Daisy Muculezi a souligné que le suivi de ces enfants replacés n’a pas été aussi régulier qu’il aurait dû l’être. En conséquence, de nombreux enfants sont retournés vivre dans la rue, quelques semaines après avoir été placés dans les camps, ne parvenant à joindre les deux bouts.
« Le nord de l’Ouganda se trouve désormais dans une phase de rétablissement. En outre, le plan de rétablissement, de développement et de paix que le gouvernement a élaboré pour la région comprend un volet d’aide sociale. C’est à ce volet que nous nous intéressons spécifiquement afin de combler les lacunes que présentent nos programmes destinés aux anciennes personnes enlevées par la LRA », a signalé Mme Muculezi.
Selon Olushola Ismail, l’un des moyens les plus efficaces de venir en aide à ces enfants est de leur donner la possibilité de choisir leur avenir.
« Nous ne voulons pas contraindre les enfants à emprunter des voies qu’ils ne veulent pas. Ainsi, nous les laissons choisir, et ils peuvent décider de devenir tailleurs, boulangers, menuisiers ou poursuivre leur scolarité. »

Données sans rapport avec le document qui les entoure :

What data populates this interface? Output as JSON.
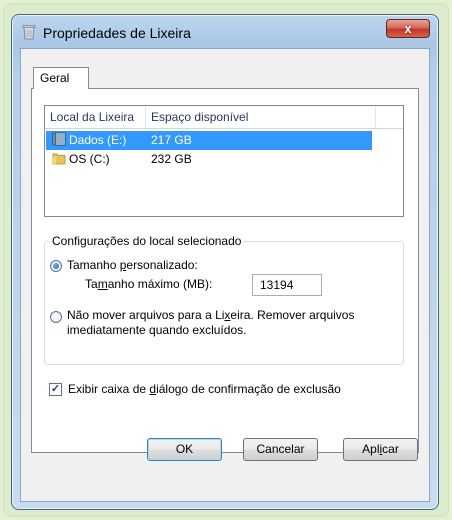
{
  "window": {
    "title": "Propriedades de Lixeira",
    "close_glyph": "x"
  },
  "tabs": [
    {
      "label": "Geral"
    }
  ],
  "list": {
    "headers": {
      "location": "Local da Lixeira",
      "space": "Espaço disponível"
    },
    "rows": [
      {
        "name": "Dados (E:)",
        "space": "217 GB",
        "selected": true,
        "icon": "drive-icon"
      },
      {
        "name": "OS (C:)",
        "space": "232 GB",
        "selected": false,
        "icon": "folder-icon"
      }
    ]
  },
  "settings_group": {
    "title": "Configurações do local selecionado",
    "custom_size": {
      "pre": "Tamanho ",
      "ul": "p",
      "post": "ersonalizado:",
      "checked": true
    },
    "max_size": {
      "pre": "Ta",
      "ul": "m",
      "post": "anho máximo (MB):",
      "value": "13194"
    },
    "no_move": {
      "line1_pre": "Não mover arquivos para a Li",
      "line1_ul": "x",
      "line1_post": "eira. Remover arquivos",
      "line2": "imediatamente quando excluídos.",
      "checked": false
    }
  },
  "confirm_checkbox": {
    "pre": "Exibir caixa de ",
    "ul": "d",
    "post": "iálogo de confirmação de exclusão",
    "checked": true,
    "check_glyph": "✓"
  },
  "buttons": {
    "ok": "OK",
    "cancel": "Cancelar",
    "apply_pre": "Apl",
    "apply_ul": "i",
    "apply_post": "car"
  },
  "colors": {
    "selection": "#3399ff",
    "close_button": "#c1382a",
    "outer_background": "#e4f0d4"
  }
}
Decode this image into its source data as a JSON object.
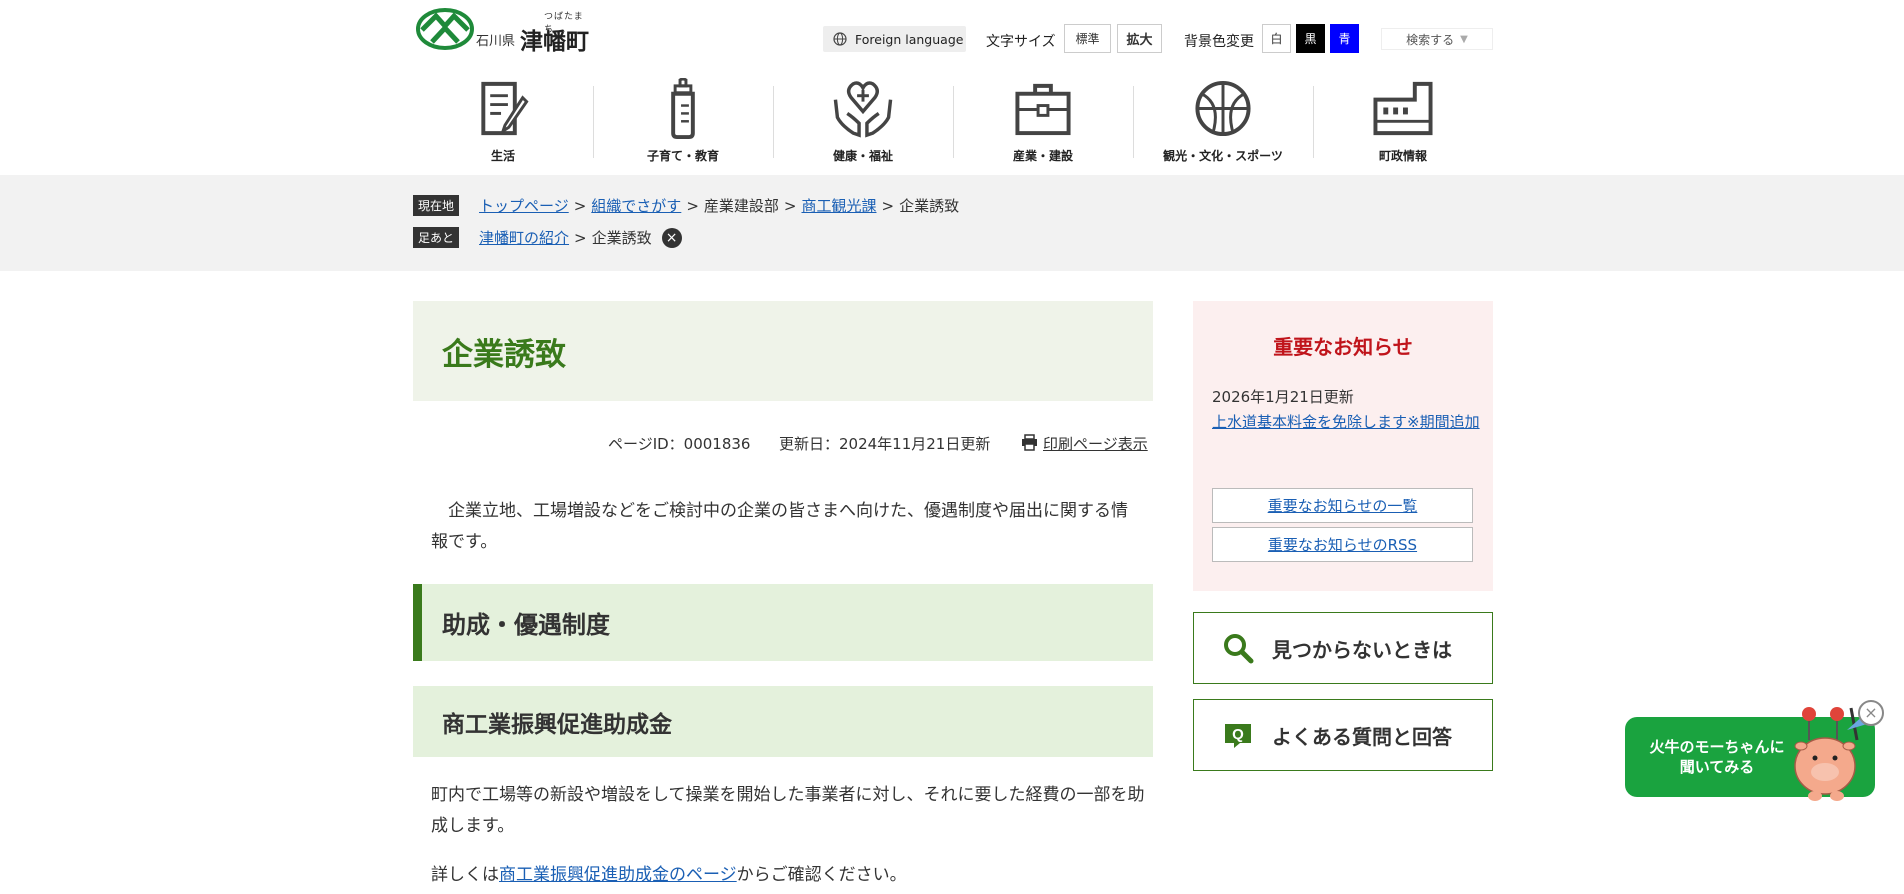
{
  "header": {
    "logo": {
      "pref": "石川県",
      "town": "津幡町",
      "ruby": "つばたまち"
    },
    "foreign_language": "Foreign language",
    "font_size": {
      "label": "文字サイズ",
      "standard": "標準",
      "large": "拡大"
    },
    "bg_color": {
      "label": "背景色変更",
      "white": "白",
      "black": "黒",
      "blue": "青"
    },
    "search_toggle": "検索する"
  },
  "nav": [
    {
      "label": "生活",
      "icon": "document-pen-icon"
    },
    {
      "label": "子育て・教育",
      "icon": "baby-bottle-icon"
    },
    {
      "label": "健康・福祉",
      "icon": "heart-hands-icon"
    },
    {
      "label": "産業・建設",
      "icon": "briefcase-icon"
    },
    {
      "label": "観光・文化・スポーツ",
      "icon": "ball-icon"
    },
    {
      "label": "町政情報",
      "icon": "building-icon"
    }
  ],
  "breadcrumb": {
    "current_tag": "現在地",
    "current": [
      "トップページ",
      "組織でさがす",
      "産業建設部",
      "商工観光課",
      "企業誘致"
    ],
    "footprint_tag": "足あと",
    "footprint": [
      "津幡町の紹介",
      "企業誘致"
    ],
    "separator": ">"
  },
  "page": {
    "title": "企業誘致",
    "page_id": "ページID：0001836",
    "updated": "更新日：2024年11月21日更新",
    "print_link": "印刷ページ表示",
    "intro": "企業立地、工場増設などをご検討中の企業の皆さまへ向けた、優遇制度や届出に関する情報です。",
    "h2": "助成・優遇制度",
    "h3": "商工業振興促進助成金",
    "p1": "町内で工場等の新設や増設をして操業を開始した事業者に対し、それに要した経費の一部を助成します。",
    "p2_prefix": "詳しくは",
    "p2_link": "商工業振興促進助成金のページ",
    "p2_suffix": "からご確認ください。"
  },
  "sidebar": {
    "notice_title": "重要なお知らせ",
    "notice_date": "2026年1月21日更新",
    "notice_link": "上水道基本料金を免除します※期間追加",
    "notice_list": "重要なお知らせの一覧",
    "notice_rss": "重要なお知らせのRSS",
    "not_found": "見つからないときは",
    "faq": "よくある質問と回答"
  },
  "chat": {
    "text_line1": "火牛のモーちゃんに",
    "text_line2": "聞いてみる"
  },
  "colors": {
    "accent_green": "#3a7a1c",
    "light_green": "#e4f1dc",
    "notice_red": "#c0141b",
    "chat_green": "#1aa33f",
    "link_blue": "#1a5fb4"
  }
}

Plan International a des programmes scolaires destinés aux anciens enfants soldats en Angola, au Mozambique et en Sierra Leone. Ces programmes proposent des formations sur la consolidation de la paix, des séances de conseil pour les filles qui sont devenues mères après avoir été violées lors du conflit, ainsi que des leçons de prévention du VIH/SIDA.
Selon les Nations Unies, 58 groupes dans 13 pays, dont sept se trouvent en Afrique, continuent de recruter et d’utiliser des enfants, dans le cadre de conflits armés.